Un nombre croissant de consommateurs et d’entreprises utilisent leurs cartes de crédit pour payer une plus grande partie de leurs dépenses mensuelles et pour accumuler des récompenses: le Canada est même devenu un chef de file mondial en matière d’utilisation des cartes de crédit! Cependant, ce sont les transferts en ligne qui affichent le plus fort taux de croissance. Les virements Interac et les services de type PayPal ont dépassé toutes les autres méthodes de paiement, avec une croissance de 48 % en 2016 comparativement à l’année précédente.

Paiements Canada souligne également que la valeur des transferts électroniques de fonds (TEF) associés au versement de la paie ou aux paiements de factures a surpassé pour la première fois en 2016 la valeur des chèques émis. Malgré tout, le recours aux TEF subit un recul, les Canadiens préférant désormais effectuer le paiement des factures périodiques par l’entremise de leurs cartes de crédit. Quant aux chèques, leur nombre diminue, mais leurs montants continuent d’augmenter.

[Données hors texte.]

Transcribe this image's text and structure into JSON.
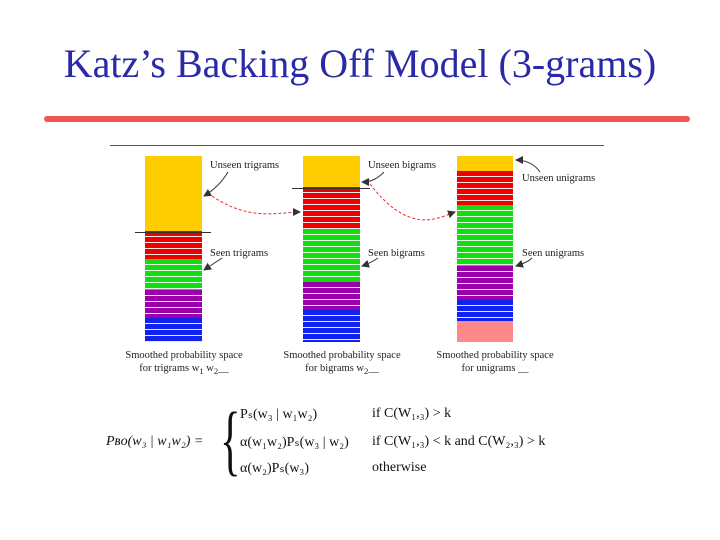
{
  "title": "Katz’s Backing Off Model (3-grams)",
  "colors": {
    "title": "#2a2aa8",
    "accent_rule": "#f05656",
    "yellow": "#ffcc00",
    "red": "#ee0000",
    "green": "#11dd11",
    "purple": "#9900aa",
    "blue": "#1122ee",
    "pink": "#ff8888",
    "arrow": "#dd3333"
  },
  "diagram": {
    "columns": [
      {
        "id": "trigrams",
        "segments": [
          {
            "color": "yellow",
            "weight": 27,
            "striped": false
          },
          {
            "color": "red",
            "weight": 10,
            "striped": true
          },
          {
            "color": "green",
            "weight": 11,
            "striped": true
          },
          {
            "color": "purple",
            "weight": 10,
            "striped": true
          },
          {
            "color": "blue",
            "weight": 9,
            "striped": true
          }
        ],
        "unseen_label": "Unseen trigrams",
        "seen_label": "Seen trigrams",
        "caption_line1": "Smoothed probability space",
        "caption_line2": "for trigrams w",
        "caption_sub1": "1",
        "caption_mid": " w",
        "caption_sub2": "2",
        "caption_tail": "__"
      },
      {
        "id": "bigrams",
        "segments": [
          {
            "color": "yellow",
            "weight": 11,
            "striped": false
          },
          {
            "color": "red",
            "weight": 15,
            "striped": true
          },
          {
            "color": "green",
            "weight": 19,
            "striped": true
          },
          {
            "color": "purple",
            "weight": 10,
            "striped": true
          },
          {
            "color": "blue",
            "weight": 12,
            "striped": true
          }
        ],
        "unseen_label": "Unseen bigrams",
        "seen_label": "Seen bigrams",
        "caption_line1": "Smoothed probability space",
        "caption_line2": "for bigrams w",
        "caption_sub1": "2",
        "caption_mid": "",
        "caption_sub2": "",
        "caption_tail": "__"
      },
      {
        "id": "unigrams",
        "segments": [
          {
            "color": "yellow",
            "weight": 5,
            "striped": false
          },
          {
            "color": "red",
            "weight": 11,
            "striped": true
          },
          {
            "color": "green",
            "weight": 20,
            "striped": true
          },
          {
            "color": "purple",
            "weight": 11,
            "striped": true
          },
          {
            "color": "blue",
            "weight": 7,
            "striped": true
          },
          {
            "color": "pink",
            "weight": 7,
            "striped": false
          }
        ],
        "unseen_label": "Unseen unigrams",
        "seen_label": "Seen unigrams",
        "caption_line1": "Smoothed probability space",
        "caption_line2": "for unigrams",
        "caption_sub1": "",
        "caption_mid": "",
        "caption_sub2": "",
        "caption_tail": " __"
      }
    ]
  },
  "formula": {
    "lhs": "Pʙᴏ(w₃ | w₁w₂) =",
    "cases": [
      {
        "expr": "Pₛ(w₃ | w₁w₂)",
        "cond": "if C(W₁,₃) > k"
      },
      {
        "expr": "α(w₁w₂)Pₛ(w₃ | w₂)",
        "cond": "if C(W₁,₃) < k and C(W₂,₃) > k"
      },
      {
        "expr": "α(w₂)Pₛ(w₃)",
        "cond": "otherwise"
      }
    ]
  }
}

D’autres statistiques du Rapport canadien sur les méthodes de paiement et les tendances des paiements apportent un éclairage additionnel sur le sujet. Ainsi, en 2016, les espèces ont poursuivi leur déclin, mais demeurent la méthode de paiement la plus répandue. L’argent comptant représente presque le tiers des transactions comptabilisées aux différents points de service, mais seulement 13 % de la valeur des opérations effectuées. L’utilisation des cartes de débit constitue le deuxième instrument de paiement le plus utilisé, suivi en troisième position par… les cartes de crédit!

Et à l’international?

En novembre 2015, la Banque Nationale du Canada a invité le gouvernement du Québec à imiter des pays comme la Suède pour accélérer le virage vers la monnaie exclusivement électronique. Au Danemark, les stations-service, les restaurants et certaines boutiques peuvent désormais refuser les paiements en argent comptant. La Chine a aussi une longueur d’avance sur le Canada dans cette révolution financière. Plusieurs avantages découlent de l’élimination du papier-monnaie: une meilleure traçabilité des transactions, la réduction des coûts associés à l’argent liquide et, bien évidemment, une lutte plus efficace contre l’évasion fiscale. Les lois devront cependant s’adapter à cette traçabilité pour protéger la vie privée des individus.

Combien en poche?

Personne n’étant à l’abri d’une panne de terminal ou d’un problème technique au magasin, mieux vaut toujours conserver un peu d’argent comptant sur soi. Selon la Banque du Canada, chaque Canadien conserverait une somme de 84 $ dans son portefeuille. «Le recours à des billets de banque peut définitivement vous aider à respecter votre budget. Vous serez alors en mesure de dépenser seulement ce que vous avez en main!» explique Ronald P. Gagnon, vice-président principal de BDO, syndic autorisé en insolvabilité. 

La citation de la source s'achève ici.